ACLAMACIÓN AL EVANGELIO   Cf. Mt 11, 25

Aleluya.

Bendito eres, Padre, Señor del cielo y de la tierra, porque revelaste los misterios del Reino a los pequeños. Aleluya.

EVANGELIO

Dejen que crezcan juntos hasta la siega.

+ Evangelio de nuestro Señor Jesucristo según san Mateo   13, 24-43

Jesús propuso a la gente esta parábola:

El Reino de los Cielos se parece a un hombre que sembró buena semilla en su campo; pero mientras todos dormían vino su enemigo, sembró cizaña en medio del trigo y se fue. Cuando creció el trigo y aparecieron las espigas, también apareció la cizaña. Los peones fueron a ver entonces al propietario y le dijeron: “Señor, ¿no habías sembrado buena semilla en tu campo? ¿Cómo es que ahora hay cizaña en él?”

Él les respondió: “Esto lo ha hecho algún enemigo”.

Los peones replicaron: “¿Quieres que vayamos a arrancarla?” 

“No, les dijo el dueño, porque al arrancar la cizaña, corren el peligro de arrancar también el trigo. Dejen que crezcan juntos hasta la cosecha, y entonces diré a los cosechadores: Arranquen primero la cizaña y átenla en manojos para quemarla, y luego recojan el trigo en mi granero”

También les propuso otra parábola:

El Reino de los Cielos se parece a un grano de mostaza que un hombre sembró en su campo.

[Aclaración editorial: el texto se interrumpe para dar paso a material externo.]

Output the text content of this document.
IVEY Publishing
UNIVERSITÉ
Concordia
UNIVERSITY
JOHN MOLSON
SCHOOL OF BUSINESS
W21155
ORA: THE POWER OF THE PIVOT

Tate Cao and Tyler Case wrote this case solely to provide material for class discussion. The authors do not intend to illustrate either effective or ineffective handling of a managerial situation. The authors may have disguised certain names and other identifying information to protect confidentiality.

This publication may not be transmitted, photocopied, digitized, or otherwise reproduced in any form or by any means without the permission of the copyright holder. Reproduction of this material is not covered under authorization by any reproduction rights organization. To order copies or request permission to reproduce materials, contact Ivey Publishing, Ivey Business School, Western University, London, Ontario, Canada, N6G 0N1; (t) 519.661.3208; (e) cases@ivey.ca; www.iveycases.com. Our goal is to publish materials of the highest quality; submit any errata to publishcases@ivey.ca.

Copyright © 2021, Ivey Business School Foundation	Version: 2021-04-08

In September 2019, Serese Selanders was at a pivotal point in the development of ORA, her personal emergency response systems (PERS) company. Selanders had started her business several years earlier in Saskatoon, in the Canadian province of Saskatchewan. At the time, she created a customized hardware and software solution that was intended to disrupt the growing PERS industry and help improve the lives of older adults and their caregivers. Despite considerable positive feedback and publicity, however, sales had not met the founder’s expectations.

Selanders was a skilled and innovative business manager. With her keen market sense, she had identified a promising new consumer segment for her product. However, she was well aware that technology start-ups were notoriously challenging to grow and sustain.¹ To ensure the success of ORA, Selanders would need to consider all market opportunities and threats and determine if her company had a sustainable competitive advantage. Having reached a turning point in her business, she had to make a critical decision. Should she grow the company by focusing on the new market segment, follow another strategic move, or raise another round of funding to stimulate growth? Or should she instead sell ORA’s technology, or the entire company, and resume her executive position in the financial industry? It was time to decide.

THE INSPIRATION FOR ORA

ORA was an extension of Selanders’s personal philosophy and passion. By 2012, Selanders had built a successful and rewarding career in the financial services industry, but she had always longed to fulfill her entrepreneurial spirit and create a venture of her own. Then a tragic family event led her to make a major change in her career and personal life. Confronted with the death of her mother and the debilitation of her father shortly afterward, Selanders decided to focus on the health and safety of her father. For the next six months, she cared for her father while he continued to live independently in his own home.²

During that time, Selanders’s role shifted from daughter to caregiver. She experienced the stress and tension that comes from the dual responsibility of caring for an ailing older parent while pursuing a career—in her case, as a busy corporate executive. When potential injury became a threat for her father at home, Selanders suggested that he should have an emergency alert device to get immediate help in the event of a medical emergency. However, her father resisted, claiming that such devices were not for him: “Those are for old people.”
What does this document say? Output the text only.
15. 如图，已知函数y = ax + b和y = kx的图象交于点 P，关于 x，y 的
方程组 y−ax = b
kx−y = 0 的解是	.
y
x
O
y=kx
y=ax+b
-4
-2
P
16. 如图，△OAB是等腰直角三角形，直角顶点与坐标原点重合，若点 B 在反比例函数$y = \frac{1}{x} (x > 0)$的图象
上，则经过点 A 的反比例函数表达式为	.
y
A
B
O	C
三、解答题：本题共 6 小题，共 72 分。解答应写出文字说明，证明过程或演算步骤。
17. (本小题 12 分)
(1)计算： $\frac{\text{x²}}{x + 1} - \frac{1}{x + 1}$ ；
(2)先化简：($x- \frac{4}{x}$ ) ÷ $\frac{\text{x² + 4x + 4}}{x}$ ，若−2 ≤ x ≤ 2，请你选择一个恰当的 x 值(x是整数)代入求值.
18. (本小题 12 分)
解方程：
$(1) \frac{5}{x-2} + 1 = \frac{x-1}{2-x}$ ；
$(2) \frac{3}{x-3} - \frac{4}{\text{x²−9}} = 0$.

En realidad, ésta es la más pequeña de las semillas, pero cuando crece es la más grande de las hortalizas y se convierte en un arbusto, de tal manera que los pájaros del cielo van cobijarse en sus ramas.

Después les dijo esta otra parábola:

El Reino de los Cielos se parece a un poco de levadura que una mujer mezcla con gran cantidad de harina, hasta que fermenta toda la masa.

Todo esto lo decía Jesús a la muchedumbre por medio de parábolas, y no les hablaba sin ellas, para que se cumpliera lo anunciado por el Profeta:

Hablaré en parábolas, anunciaré cosas que estaban ocultas desde la creación del mundo.

Entonces, dejando a la multitud, Jesús regresó a la casa; sus discípulos se acercaron y le dijeron: Explícanos la parábola de la cizaña en el campo.

Él les respondió: El que siembra la buena semilla es el Hijo del hombre; el campo es el mundo; la buena semilla son los que pertenecen al Reino; la cizaña son los que pertenecen al Maligno, y el enemigo que la siembra es el demonio; la cosecha es el fin del mundo y los cosechadores son los ángeles.

Así como se arranca la cizaña y se la quema en el fuego, de la misma manera sucederá al fin del mundo. El Hijo del hombre enviará a sus ángeles, y éstos quitarán de su Reino todos los escándalos y a los que hicieron el mal, y los arrojarán en el horno ardiente: allí habrá llanto y rechinar de dientes. Entonces los justos resplandecerán como el sol en el Reino de su Padre.

¡El que tenga oídos, que oiga!

Credo

Oración de los fieles

Pidamos, hermanos, al Dios de misericordia que auxilie nuestra pequeñez, para que podamos invocar su nombre con los sentimientos que él desea:

Por la paz y concordia de las Iglesias, por la unión de todos los cristianos y por la salvación de nuestras almas, roguemos al Señor.

Por los responsables de las naciones, para que bajo su gobierno tengamos una vida feliz y pacífica, roguemos al Señor.

Por los que están lejos de casa, por los enfermos y los encarcelados y por todos los que sufren, roguemos al Señor.

Por nuestra comunidad, reunida en la fe, la piedad y el temor de Dios, por los que hacen el bien a nuestras parroquias y por los que ayudan a los pobres, roguemos al Señor.